Yapılan ölçümler neticesinde Antalya örneklemini oluşturan 400 kadının 267’sinin, yani yarıdan fazlasının en az 10 göstergede yoksunluk yaşadığı, bir başka ifadeyle yoksul olduğu tespit edilmiştir. Bir diğer ifadeyle Antalya kent merkezindeki çalışan ve evli kadınların %67’sinin çok boyutlu yoksul olduğu söylenebilir. Bu, Döşemealtı’nda %73, Serik’te ise %74 seviyelerine kadar ulaşmaktadır ki elde edilen söz konusu bulgu vurgulanan ilçelerdeki her 4 kadından 3’ünün yoksul olduğuna işaret etmektedir. Antalya’da örneklemindeki 267 yoksul kadının en fazla yoksunluk yaşadığı göstergeler analiz edilmek istendiğinde, yoksulluğun yoğun yaşandığı güçlenme ve güvenlik boyutundan başlamak isabetli olacaktır. Söz konusu boyutu temsil eden 15 gösterge içinde yoksunluğun en yoğun yaşandığı gösterge, bölgede 5 yıl öncesine göre tehlike ve/veya şiddetin nasıl değiştiğine ilişkindir ki söz konusu göstergede yoksunluk yaşayan yoksul kadın oranı %95’e yakındır. Bir başka ifadeyle, yoksul kadınların neredeyse tamamı çevresinde şiddetin arttığını düşünmekte, bununla birlikte her 4 yoksul kadından 3’ü insanların kendisine adil davranmadığını belirtmektedir. Yapılan ölçümler neticesinde, yoksul olarak tespit edilen 267 kadının 139’unun (%52,5), 400 kişiden oluşan Antalya örnekleminin ise 172’sinin (%43,0) özgür bir hayatının olmadığı ve kendini dışa bağımlı hissettiği söylenebilir. Her 2 yoksuldan 1’i kendisinin dışlanmış olduğunu vurgularken, yaklaşık seviyedeki kadın günlük aktivitelerinde (alışveriş, dışarıya çıkma vs.) kişisel karar kontrolünün olmadığını belirtmektedir. Yakın çevresi kaynaklı önyargılı davranışlara maruz kaldığını, basit hanehalkı harcamalarında söz sahibi olamadığını ve çalıştığı işyerinden ayrılmak zorunda kalırsa bunun kendi kararı olamayacağını belirten kadın sayısı hiç de az değildir. Güçlenme ve güvenlik boyutunun diğer göstergeleriyle karşılaştırıldığında, dini konularda seçim özgürlüğünü temsil eden göstergede yoksun olduğu belirlenen kadın oranını nispeten düşük kalmaktadır ki bu hem yoksullar hem de Antalya örnekleminde %5 civarındadır.

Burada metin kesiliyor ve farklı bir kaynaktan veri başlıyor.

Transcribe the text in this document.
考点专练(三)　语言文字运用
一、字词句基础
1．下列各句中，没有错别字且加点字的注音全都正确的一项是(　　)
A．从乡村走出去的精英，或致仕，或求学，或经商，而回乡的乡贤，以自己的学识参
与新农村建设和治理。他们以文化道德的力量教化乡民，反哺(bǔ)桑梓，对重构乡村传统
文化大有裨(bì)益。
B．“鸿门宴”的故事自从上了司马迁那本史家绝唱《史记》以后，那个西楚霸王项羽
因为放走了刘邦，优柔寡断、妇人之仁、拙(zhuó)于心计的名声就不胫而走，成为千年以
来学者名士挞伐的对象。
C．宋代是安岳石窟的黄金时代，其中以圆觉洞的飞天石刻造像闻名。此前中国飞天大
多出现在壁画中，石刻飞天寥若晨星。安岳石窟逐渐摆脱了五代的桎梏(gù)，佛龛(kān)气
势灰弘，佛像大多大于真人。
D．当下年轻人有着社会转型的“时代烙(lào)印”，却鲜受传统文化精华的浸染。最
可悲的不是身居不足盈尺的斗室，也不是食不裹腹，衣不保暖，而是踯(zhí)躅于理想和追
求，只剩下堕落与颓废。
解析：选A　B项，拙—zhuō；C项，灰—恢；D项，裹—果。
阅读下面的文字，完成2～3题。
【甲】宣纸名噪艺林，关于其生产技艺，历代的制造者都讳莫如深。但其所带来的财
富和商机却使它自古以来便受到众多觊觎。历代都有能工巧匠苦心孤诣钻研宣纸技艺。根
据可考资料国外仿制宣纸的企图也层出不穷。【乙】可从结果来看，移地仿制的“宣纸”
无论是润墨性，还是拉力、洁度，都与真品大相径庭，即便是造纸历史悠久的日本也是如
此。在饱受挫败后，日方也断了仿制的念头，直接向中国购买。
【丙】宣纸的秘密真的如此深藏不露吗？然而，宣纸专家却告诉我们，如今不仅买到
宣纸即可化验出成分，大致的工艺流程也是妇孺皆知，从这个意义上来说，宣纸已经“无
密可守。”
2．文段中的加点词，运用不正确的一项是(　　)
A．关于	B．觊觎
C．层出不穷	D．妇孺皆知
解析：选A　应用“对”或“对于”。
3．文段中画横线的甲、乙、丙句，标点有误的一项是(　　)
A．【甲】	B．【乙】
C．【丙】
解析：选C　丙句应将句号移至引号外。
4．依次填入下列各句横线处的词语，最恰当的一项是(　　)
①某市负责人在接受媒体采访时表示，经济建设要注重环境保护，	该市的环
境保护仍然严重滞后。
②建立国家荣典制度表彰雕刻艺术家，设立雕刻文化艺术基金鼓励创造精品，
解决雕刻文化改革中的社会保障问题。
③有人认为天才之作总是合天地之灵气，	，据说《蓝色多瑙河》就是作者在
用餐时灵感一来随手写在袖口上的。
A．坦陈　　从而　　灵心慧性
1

Çalışmanın temel amaçlardan bir diğeri de kadınlara uygulanan ya da uygulanması muhtemel fiziksel, ruhsal, ekonomik şiddetin ortaya çıkarılmasıdır. Yapılan ölçümler neticesinde genel örneklem ve yoksul kadınlar içerisinde, yakın geçmişte şiddete maruz kaldığını bildiren kadın sayısının sırasıyla 18 ve 16 olduğu görülmektedir. Kendi örneklemleri içerisinde oransal olarak diğer göstergelerin gerisinde kalmış olsa da, içerisinde şiddet geçen bir cümlede 1 sayısı bile büyük kalmaktadır. Dolayısıyla ele alınan örneklemde 18 kadının yakın geçmişte şiddete maruz kalması, bunun ortadan kaldırılmasına yönelik önlemlerin alınmasını zorunlu kılmaktadır. Söz konusu şiddetle nerede karşı karşıya kalındığına dair soruya büyük çoğunluk (%78) evde yanıtını vermiş, şiddeti uygulayanın eş, eski eş ya da eşin ailesi olduğu belirtmiştir. Şiddete uğrayan kadınların 16’sının (yaklaşık %90) aynı zamanda yoksul olması ise, bu kadınlara yönelik ekonomik desteğin yanında ruhsal desteğin gerekliliğine ışık tutmaktadır. Sadece evde değil, işyerinde psikolojik ve/veya fiziksel baskı gördüğünü beyan eden kadın oranı da %15’ler civarındadır ki bu da psikolojik şiddet çalışan kadınlar nezdinde göz ardı edilmemesi gereken bir sorun olduğunun altını çizmektedir. Zira evde eşinden, işyerinde işvereninden/amirinden/iş arkadaşından psikolojik ve/veya fiziksel baskı gördüğünü belirten yaklaşık 50 kadın, sadece bir istatistikten ibaret değildir.”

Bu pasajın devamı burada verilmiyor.